Net health gains from a range of interventions were calculated using the quality adjusted life years (QALYs, with a median value or opportunity cost of £25,000 each) measure employed by the National Institute for Health and Clinical Excellence (NICE). The economic gains included the ‘spillover’ effect of public and charitable funding encouraging more investment in medical research by the pharmaceutical industry.

Each £1 of extra public/charitable investment in UK medical research was estimated to yield between £2.20 and £5.10 of additional pharmaceutical industry R&D investment, together earning an extra £1.10 to £2.50 in GDP per year for the UK economy.

The study showed there was a time lag of around 17 years between research expenditure and eventual health benefits, and that reducing this time lag would improve the economic returns from investment.

Sir Leszek Borysiewicz, chief executive of the MRC, commented: “A key message we can take from the findings – particularly during the current economic downturn – is that supporting a wide portfolio of research is very important for future patient and wider economic benefit.

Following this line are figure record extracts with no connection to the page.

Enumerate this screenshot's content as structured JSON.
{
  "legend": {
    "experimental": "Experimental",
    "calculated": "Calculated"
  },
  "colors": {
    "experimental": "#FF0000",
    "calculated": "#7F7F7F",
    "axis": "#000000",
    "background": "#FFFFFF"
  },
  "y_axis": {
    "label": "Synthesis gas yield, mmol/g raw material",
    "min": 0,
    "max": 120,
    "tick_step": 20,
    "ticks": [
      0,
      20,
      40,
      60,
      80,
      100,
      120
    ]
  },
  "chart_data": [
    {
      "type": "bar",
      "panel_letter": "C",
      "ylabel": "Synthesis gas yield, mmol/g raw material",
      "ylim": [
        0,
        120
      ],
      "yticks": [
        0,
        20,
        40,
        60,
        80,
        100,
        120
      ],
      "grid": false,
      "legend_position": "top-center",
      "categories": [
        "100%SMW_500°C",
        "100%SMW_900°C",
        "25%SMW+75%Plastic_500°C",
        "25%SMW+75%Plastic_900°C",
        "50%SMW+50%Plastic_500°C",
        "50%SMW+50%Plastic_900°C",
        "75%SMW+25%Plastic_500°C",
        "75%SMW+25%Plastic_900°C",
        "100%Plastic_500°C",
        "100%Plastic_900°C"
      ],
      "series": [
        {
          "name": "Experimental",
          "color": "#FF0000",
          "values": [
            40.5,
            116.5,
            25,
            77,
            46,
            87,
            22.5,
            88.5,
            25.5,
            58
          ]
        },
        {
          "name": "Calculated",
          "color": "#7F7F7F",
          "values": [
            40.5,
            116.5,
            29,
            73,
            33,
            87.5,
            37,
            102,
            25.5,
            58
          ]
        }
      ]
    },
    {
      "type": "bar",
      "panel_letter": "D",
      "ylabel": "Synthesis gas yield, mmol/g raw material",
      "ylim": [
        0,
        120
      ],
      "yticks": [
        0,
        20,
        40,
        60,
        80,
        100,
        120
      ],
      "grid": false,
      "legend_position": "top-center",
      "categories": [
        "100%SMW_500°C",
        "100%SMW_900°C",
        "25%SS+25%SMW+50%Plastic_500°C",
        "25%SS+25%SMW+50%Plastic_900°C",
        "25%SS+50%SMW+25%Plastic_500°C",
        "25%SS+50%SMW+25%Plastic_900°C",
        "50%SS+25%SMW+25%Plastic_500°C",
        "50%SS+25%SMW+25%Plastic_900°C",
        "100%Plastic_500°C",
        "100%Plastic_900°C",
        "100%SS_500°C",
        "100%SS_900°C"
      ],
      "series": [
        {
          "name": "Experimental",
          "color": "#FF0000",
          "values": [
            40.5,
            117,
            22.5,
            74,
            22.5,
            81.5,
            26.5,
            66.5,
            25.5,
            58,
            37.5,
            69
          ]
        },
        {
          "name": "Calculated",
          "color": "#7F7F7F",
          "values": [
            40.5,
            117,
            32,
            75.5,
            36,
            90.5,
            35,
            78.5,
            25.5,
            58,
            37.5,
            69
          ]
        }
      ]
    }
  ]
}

It can be hard to see the full potential of research at the outset, but this study shows that investment at any early stage can pay very healthy dividends further down the line”.

The report was commissioned by the MRC, the Wellcome Trust and the Academy of Medical Sciences. They were acting on a recommendation from a report published in 2006 by the UK Evaluation Forum, which was set up by these three parties in 2004 to co-ordinate activity in determining the socio-economic benefits of medical research in the UK.